With the other book, I had three file types to choose from: PDF, .lit, and .prc. I can read a PDF file on a Nook, but the results usually aren't pretty at my preferred font size. I've read a novella in PDF format, but I didn't want to have to read a whole book in PDF if there was a better option. I tried converting the PDF file into an EPUB file using calibre. I can't remember exactly what was messed up, but I do remember that the results weren't good.

I vaguely remembered reading on one of the many book blogs I keep track of that calibre is good at changing .lit files into other file formats, so I decided to try converting that - the site I bought this particular book from let me download all file formats I wanted, not just one.

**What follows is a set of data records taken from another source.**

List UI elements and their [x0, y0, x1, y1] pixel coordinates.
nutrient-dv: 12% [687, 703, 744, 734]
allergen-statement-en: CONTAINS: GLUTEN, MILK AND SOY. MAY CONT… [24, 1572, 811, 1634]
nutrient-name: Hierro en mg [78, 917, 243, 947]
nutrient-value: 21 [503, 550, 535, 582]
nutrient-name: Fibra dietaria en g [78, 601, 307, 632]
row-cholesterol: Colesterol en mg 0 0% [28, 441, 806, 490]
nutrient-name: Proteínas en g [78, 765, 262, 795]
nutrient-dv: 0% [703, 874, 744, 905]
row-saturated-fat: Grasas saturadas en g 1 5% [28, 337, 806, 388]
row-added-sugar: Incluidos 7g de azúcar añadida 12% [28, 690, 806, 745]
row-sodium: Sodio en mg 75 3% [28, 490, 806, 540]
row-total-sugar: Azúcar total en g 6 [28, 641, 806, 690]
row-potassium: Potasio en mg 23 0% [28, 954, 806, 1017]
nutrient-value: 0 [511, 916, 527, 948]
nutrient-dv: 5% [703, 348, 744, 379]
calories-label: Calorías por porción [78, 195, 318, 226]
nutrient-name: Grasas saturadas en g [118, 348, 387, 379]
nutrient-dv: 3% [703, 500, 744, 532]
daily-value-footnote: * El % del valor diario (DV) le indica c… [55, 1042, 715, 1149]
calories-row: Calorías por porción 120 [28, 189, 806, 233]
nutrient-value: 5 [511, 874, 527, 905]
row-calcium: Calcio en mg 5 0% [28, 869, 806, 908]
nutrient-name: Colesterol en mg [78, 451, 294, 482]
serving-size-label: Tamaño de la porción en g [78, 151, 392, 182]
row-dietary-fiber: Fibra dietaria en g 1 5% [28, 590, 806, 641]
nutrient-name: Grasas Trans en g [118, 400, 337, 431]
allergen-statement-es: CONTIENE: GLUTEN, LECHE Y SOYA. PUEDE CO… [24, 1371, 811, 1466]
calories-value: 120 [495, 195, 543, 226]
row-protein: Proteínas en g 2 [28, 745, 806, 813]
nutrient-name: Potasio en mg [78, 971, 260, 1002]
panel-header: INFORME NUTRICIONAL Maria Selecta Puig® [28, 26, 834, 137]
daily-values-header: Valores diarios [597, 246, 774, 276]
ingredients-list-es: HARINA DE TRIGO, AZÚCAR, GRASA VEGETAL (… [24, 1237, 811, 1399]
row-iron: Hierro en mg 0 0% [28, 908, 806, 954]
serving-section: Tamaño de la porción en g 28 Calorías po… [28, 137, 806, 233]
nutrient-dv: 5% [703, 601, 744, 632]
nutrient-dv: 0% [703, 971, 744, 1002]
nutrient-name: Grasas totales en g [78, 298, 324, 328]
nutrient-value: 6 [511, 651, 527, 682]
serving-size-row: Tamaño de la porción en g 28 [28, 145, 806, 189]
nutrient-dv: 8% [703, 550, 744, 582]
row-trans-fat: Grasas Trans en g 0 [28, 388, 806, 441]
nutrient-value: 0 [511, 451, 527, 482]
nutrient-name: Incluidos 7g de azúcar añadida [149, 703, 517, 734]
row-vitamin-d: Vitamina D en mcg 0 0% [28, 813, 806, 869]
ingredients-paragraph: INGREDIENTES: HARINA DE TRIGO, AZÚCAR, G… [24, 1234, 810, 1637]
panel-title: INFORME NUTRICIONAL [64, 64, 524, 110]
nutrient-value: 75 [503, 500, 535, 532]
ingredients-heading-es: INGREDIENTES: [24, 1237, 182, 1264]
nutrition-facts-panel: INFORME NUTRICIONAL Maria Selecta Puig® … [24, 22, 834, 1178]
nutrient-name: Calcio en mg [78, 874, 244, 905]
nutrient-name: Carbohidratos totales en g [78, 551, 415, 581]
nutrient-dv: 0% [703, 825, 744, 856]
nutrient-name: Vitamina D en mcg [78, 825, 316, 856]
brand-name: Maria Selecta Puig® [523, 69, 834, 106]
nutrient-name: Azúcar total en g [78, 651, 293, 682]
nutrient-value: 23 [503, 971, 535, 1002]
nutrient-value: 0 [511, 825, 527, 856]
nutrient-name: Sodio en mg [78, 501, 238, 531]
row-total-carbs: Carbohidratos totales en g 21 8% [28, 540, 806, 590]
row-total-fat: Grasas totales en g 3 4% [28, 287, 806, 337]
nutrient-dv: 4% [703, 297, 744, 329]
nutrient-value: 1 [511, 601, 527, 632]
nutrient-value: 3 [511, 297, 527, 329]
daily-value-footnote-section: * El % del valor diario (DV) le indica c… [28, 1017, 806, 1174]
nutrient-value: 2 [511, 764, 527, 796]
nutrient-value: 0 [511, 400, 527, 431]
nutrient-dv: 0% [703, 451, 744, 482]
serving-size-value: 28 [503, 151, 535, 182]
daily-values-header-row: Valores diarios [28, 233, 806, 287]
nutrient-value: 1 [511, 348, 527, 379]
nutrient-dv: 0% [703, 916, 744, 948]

When I converted the .lit file into an EPUB file, the results were lovely...except for one thing: all em dashes were turned into single question marks. Double question marks I can handle, but single question marks are too easily confused with question marks that are actually meant to be in the text.

I did some Googling, and what I read seemed to indicate that my problem would be solved if I specified what the character encoding of the original file was, so I tried that. The problem still wasn't fixed. I noticed that, weirdly enough, although the em dashes were displayed as single question marks on my Nook, they displayed just fine on my computer via calibre.

The file conversion screen in calibre has a section called Search & Replace. I had the .lit file open for viewing in calibre, so I copied the first em dash I found, pasted it into the first "Search Regular Expression" field, and typed "--" (two dashes, no quotation marks) in the replacement text field.

When I converted the .lit file into an EPUB file this time, the results were perfect - the double dashes I used to replace the em dashes were displayed as em dashes on my Nook.

It looks like my record editing skills are good for more than just globally editing large numbers of MARC records. I just hope I don't have to do this sort of thing often - I much prefer my e-books to be perfect and usable right away.